LeMoonStar · June 19, 2024, 8:06am

Interestingly even after rolling back to 12.3 via the ZFS Snapshot of the VMs dataset - The system locks up after a few seconds. Checking the Shell output, the rollback was successful, and I was able to go to the web UI, and click “skip” on the Update to 12.4.
So it does seem to be a different problem after all?

madbrain · June 19, 2024, 9:25am

Definitely a different problem. For one thing, my host is Windows - and it’s not running the Windows port of OpenZFS

I was accessing the VM from the physical display of Windows machine, hooked to a KVM switch.
The VMWare window showed a completely black guest screen. And then, I tried to restart the VM, and I thought it had, but actually, nothing had happened. I tried to power the VM down, but it failed. The only option I had was to reboot the host. HAOS has been fine since then.

LeMoonStar · June 19, 2024, 9:34am

At first, I was assuming the issue was caused by the Update. Only later I found it doesn’t seem to be the same issue.
I have however been able to fix my issue by re-creating the VM - same drive, same everything. Dunno why that works, but it does.

I’ve read lots of people reporting that to be a solution to this kinda problem - with all kinds of different VM setups. No matter if Linux, Windows or VirtualBox, VMWare etc. The problem seems to be universal.

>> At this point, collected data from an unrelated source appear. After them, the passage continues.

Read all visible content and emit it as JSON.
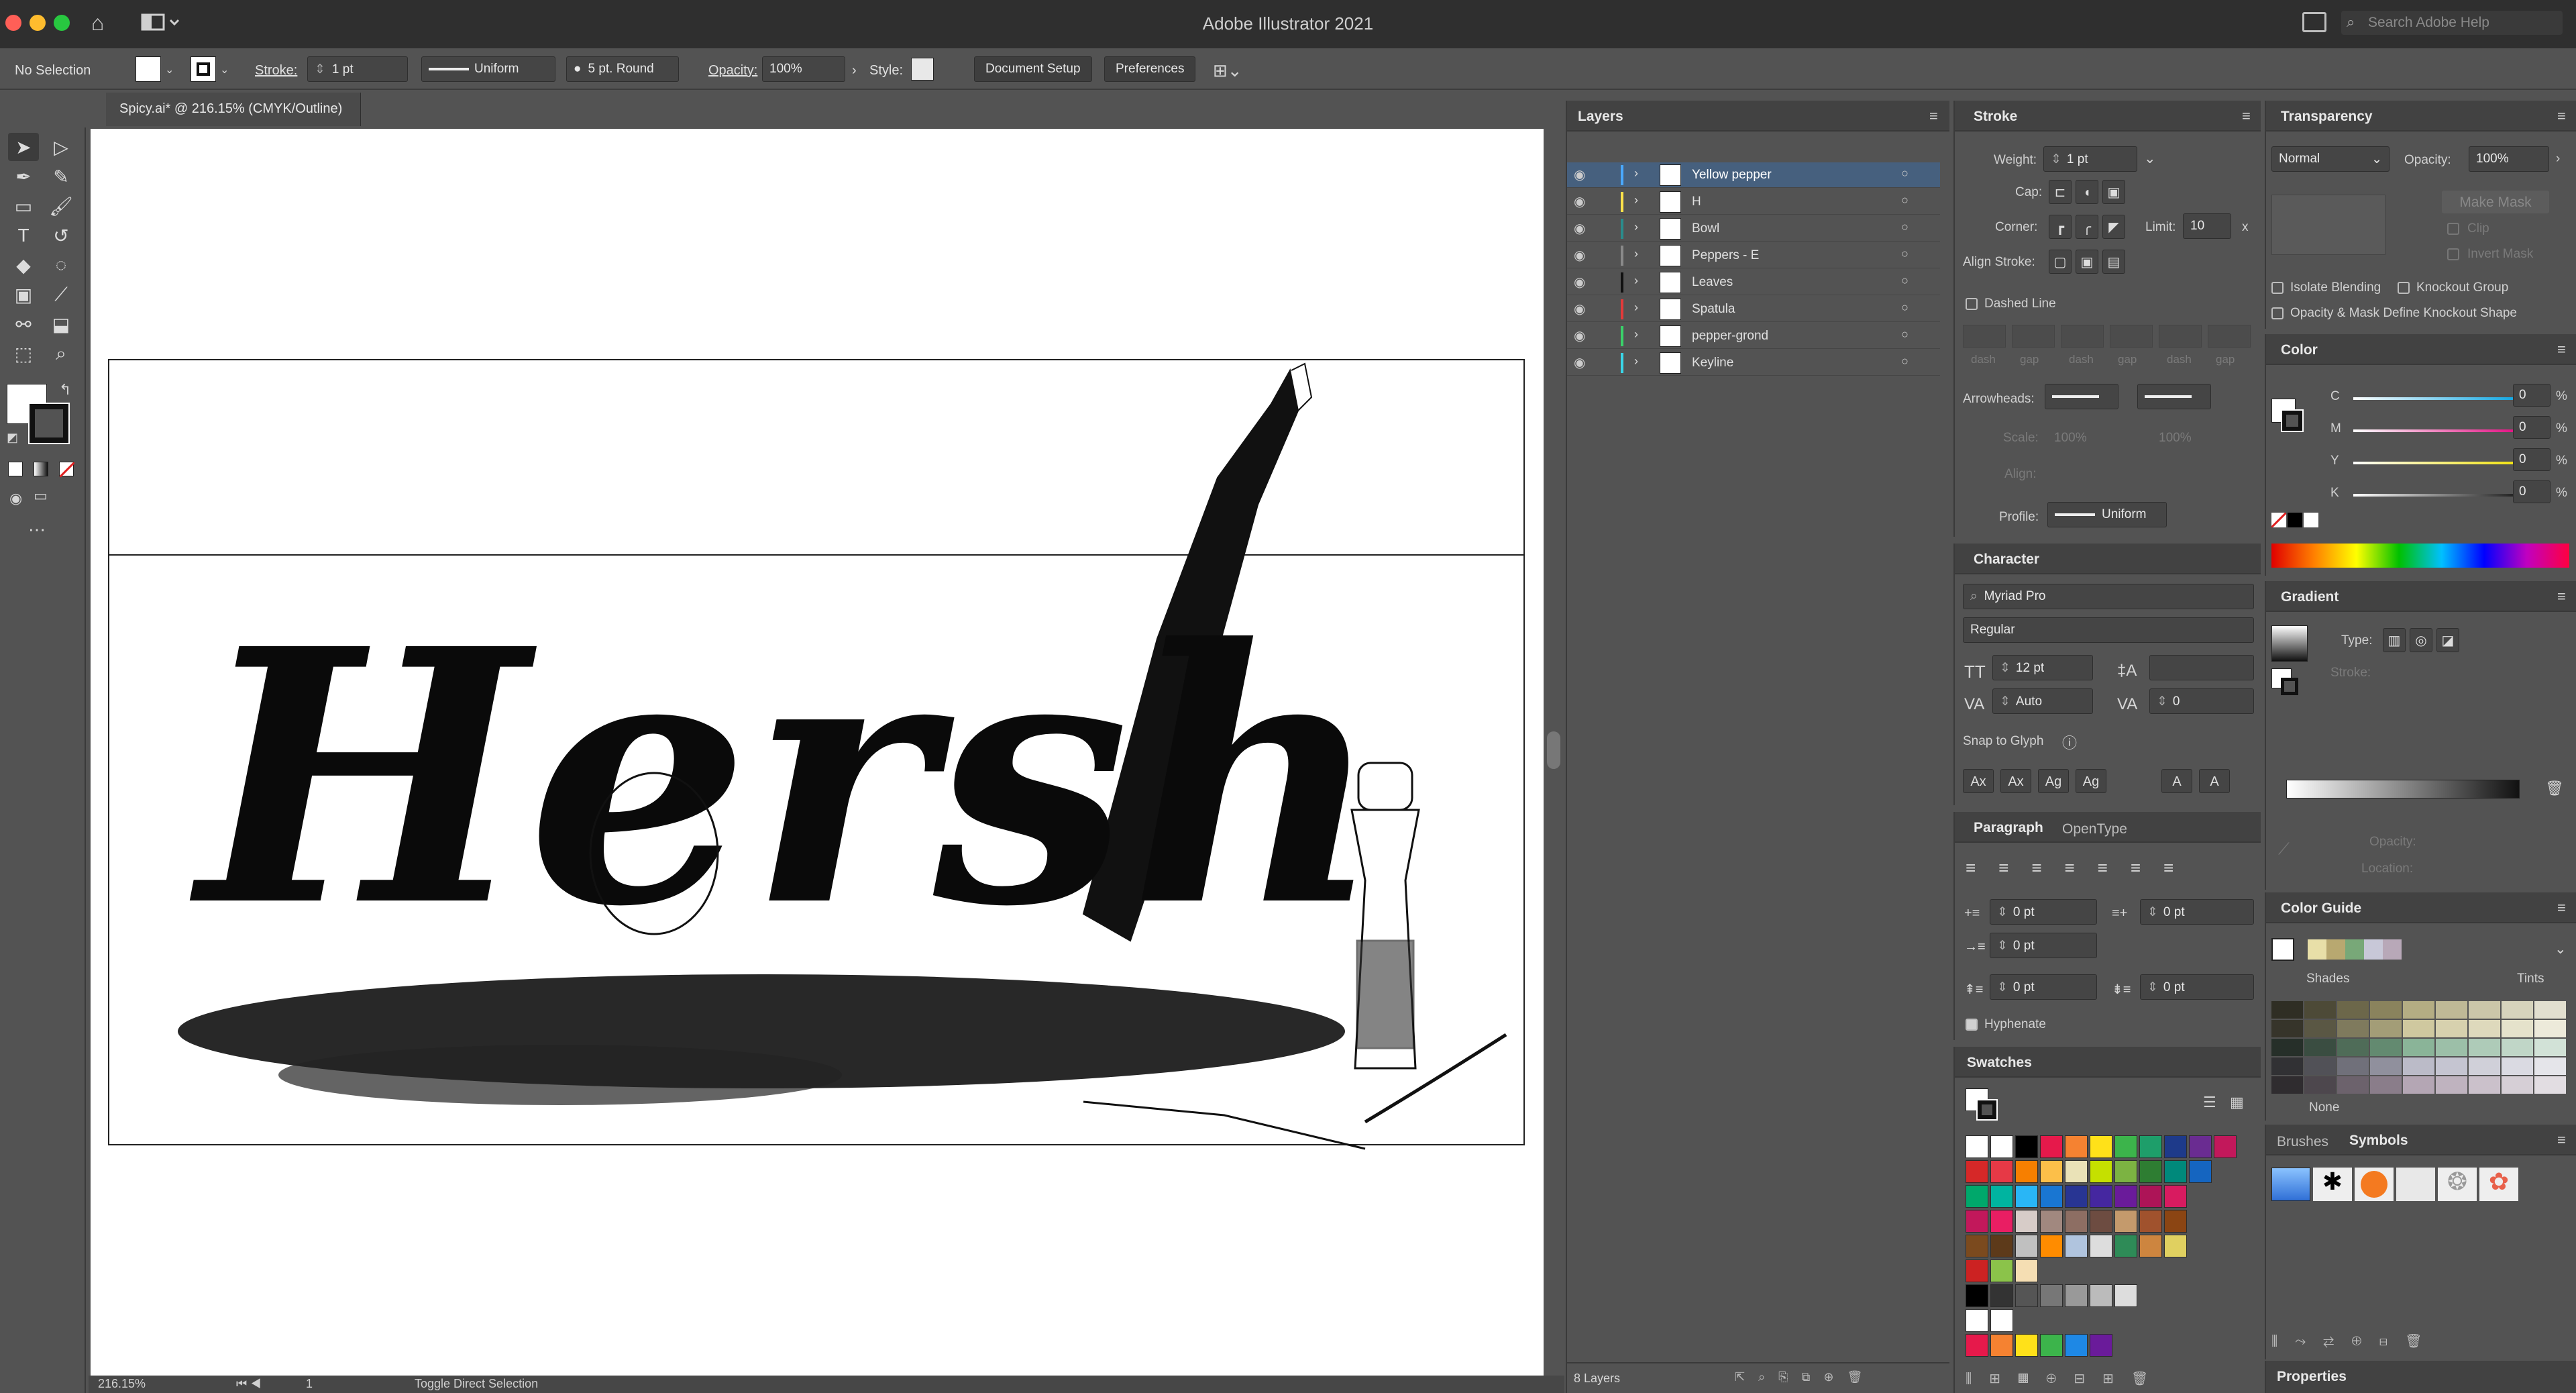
{
  "app": {
    "title": "Adobe Illustrator 2021",
    "search_placeholder": "Search Adobe Help"
  },
  "control_bar": {
    "selection": "No Selection",
    "stroke_label": "Stroke:",
    "stroke_weight": "1 pt",
    "profile": "Uniform",
    "brush": "5 pt. Round",
    "opacity_label": "Opacity:",
    "opacity": "100%",
    "style_label": "Style:",
    "document_setup": "Document Setup",
    "preferences": "Preferences"
  },
  "document_tab": {
    "title": "Spicy.ai* @ 216.15% (CMYK/Outline)"
  },
  "status_bar": {
    "zoom": "216.15%",
    "artboard": "1",
    "tool": "Toggle Direct Selection"
  },
  "artwork_text": "Hersh",
  "layers": {
    "title": "Layers",
    "items": [
      {
        "name": "Yellow pepper",
        "color": "#4aa8ff",
        "selected": true
      },
      {
        "name": "H",
        "color": "#ffe14a"
      },
      {
        "name": "Bowl",
        "color": "#2a8c8c"
      },
      {
        "name": "Peppers - E",
        "color": "#8a8a8a"
      },
      {
        "name": "Leaves",
        "color": "#111111"
      },
      {
        "name": "Spatula",
        "color": "#e23a3a"
      },
      {
        "name": "pepper-grond",
        "color": "#3ad16a"
      },
      {
        "name": "Keyline",
        "color": "#3ad6e8"
      }
    ],
    "count": "8 Layers"
  },
  "stroke_panel": {
    "title": "Stroke",
    "weight_label": "Weight:",
    "weight": "1 pt",
    "cap_label": "Cap:",
    "corner_label": "Corner:",
    "limit_label": "Limit:",
    "limit": "10",
    "limit_unit": "x",
    "align_label": "Align Stroke:",
    "dashed_line": "Dashed Line",
    "dash_labels": [
      "dash",
      "gap",
      "dash",
      "gap",
      "dash",
      "gap"
    ],
    "arrowheads_label": "Arrowheads:",
    "scale_label": "Scale:",
    "scale_values": [
      "100%",
      "100%"
    ],
    "align_label2": "Align:",
    "profile_label": "Profile:",
    "profile": "Uniform"
  },
  "character_panel": {
    "title": "Character",
    "font": "Myriad Pro",
    "style": "Regular",
    "size": "12 pt",
    "kerning": "Auto",
    "tracking": "0",
    "snap_to_glyph": "Snap to Glyph",
    "glyph_buttons": [
      "Ax",
      "Ax",
      "Ag",
      "Ag",
      "A",
      "A"
    ]
  },
  "paragraph_panel": {
    "tabs": [
      "Paragraph",
      "OpenType"
    ],
    "left_indent": "0 pt",
    "right_indent": "0 pt",
    "first_indent": "0 pt",
    "space_before": "0 pt",
    "space_after": "0 pt",
    "hyphenate": "Hyphenate"
  },
  "swatches": {
    "title": "Swatches",
    "rows": [
      [
        "#ffffff",
        "#ffffff",
        "#000000",
        "#e6194b",
        "#f58231",
        "#ffe119",
        "#3cb44b",
        "#1e9e6a",
        "#1e3a8a",
        "#6a2c91",
        "#c2185b"
      ],
      [
        "#d62828",
        "#e63946",
        "#f77f00",
        "#fcbf49",
        "#eae2b7",
        "#c5e000",
        "#7cb342",
        "#2e7d32",
        "#00897b",
        "#1565c0"
      ],
      [
        "#00a86b",
        "#00b4a0",
        "#29b6f6",
        "#1976d2",
        "#283593",
        "#4527a0",
        "#6a1b9a",
        "#ad1457",
        "#d81b60"
      ],
      [
        "#c2185b",
        "#e91e63",
        "#d7ccc8",
        "#a1887f",
        "#8d6e63",
        "#6d4c41",
        "#c49a6c",
        "#a0522d",
        "#8b4513"
      ],
      [
        "#7b4a1e",
        "#5d3a1a",
        "#c0c0c0",
        "#ff8c00",
        "#b0c4de",
        "#dddddd",
        "#2e8b57",
        "#cd853f",
        "#e0d060"
      ],
      [
        "#cc2222",
        "#8bc34a",
        "#f5deb3"
      ],
      [
        "#000000",
        "#333333",
        "#555555",
        "#777777",
        "#999999",
        "#bbbbbb",
        "#dddddd"
      ],
      [
        "#ffffff",
        "#ffffff"
      ],
      [
        "#e6194b",
        "#f58231",
        "#ffe119",
        "#3cb44b",
        "#1e88e5",
        "#6a1b9a"
      ]
    ]
  },
  "transparency": {
    "title": "Transparency",
    "mode": "Normal",
    "opacity_label": "Opacity:",
    "opacity": "100%",
    "make_mask": "Make Mask",
    "clip": "Clip",
    "invert_mask": "Invert Mask",
    "isolate": "Isolate Blending",
    "knockout": "Knockout Group",
    "opacity_mask": "Opacity & Mask Define Knockout Shape"
  },
  "color_panel": {
    "title": "Color",
    "channels": [
      {
        "label": "C",
        "value": "0",
        "color": "#00a0e0"
      },
      {
        "label": "M",
        "value": "0",
        "color": "#e0007a"
      },
      {
        "label": "Y",
        "value": "0",
        "color": "#f0e000"
      },
      {
        "label": "K",
        "value": "0",
        "color": "#111111"
      }
    ],
    "unit": "%"
  },
  "gradient_panel": {
    "title": "Gradient",
    "type_label": "Type:",
    "stroke_label": "Stroke:",
    "opacity_label": "Opacity:",
    "location_label": "Location:"
  },
  "color_guide": {
    "title": "Color Guide",
    "shades": "Shades",
    "tints": "Tints",
    "none": "None",
    "guide_colors": [
      "#e8dfa8",
      "#b8a870",
      "#78a878",
      "#c8c8d8",
      "#b8a8b8"
    ]
  },
  "brushes_tabs": [
    "Brushes",
    "Symbols"
  ],
  "properties": "Properties"
}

madbrain · June 19, 2024, 9:58am

It could be that all hypervisors had some bugs. I ran on Virtualbox under the same Windows box for a while. I kept getting database corruption over time. It would creep into the nightly tar backups, until eventually the purge would clear the DB at 4:11am. I could go back to a backup a few days before, but it would just happen again soon after.
I switched VMWare (first Player, now Workstation Pro) and haven’t had any database issue since. I would much prefer to still be using Virtualbox as it is open-source.
I don’t believe I had these DB problems when I used to run HAOS on a Raspberry Pi (3B+ and 4). However, it was much too slow for my taste, especially the network & disk I/O when backing up and restoring. We are talking nearly an hour start to finish. Whereas it is barely a couple minutes on the Windows host with striped NVMe SSD. It takes more time to restart than to restore.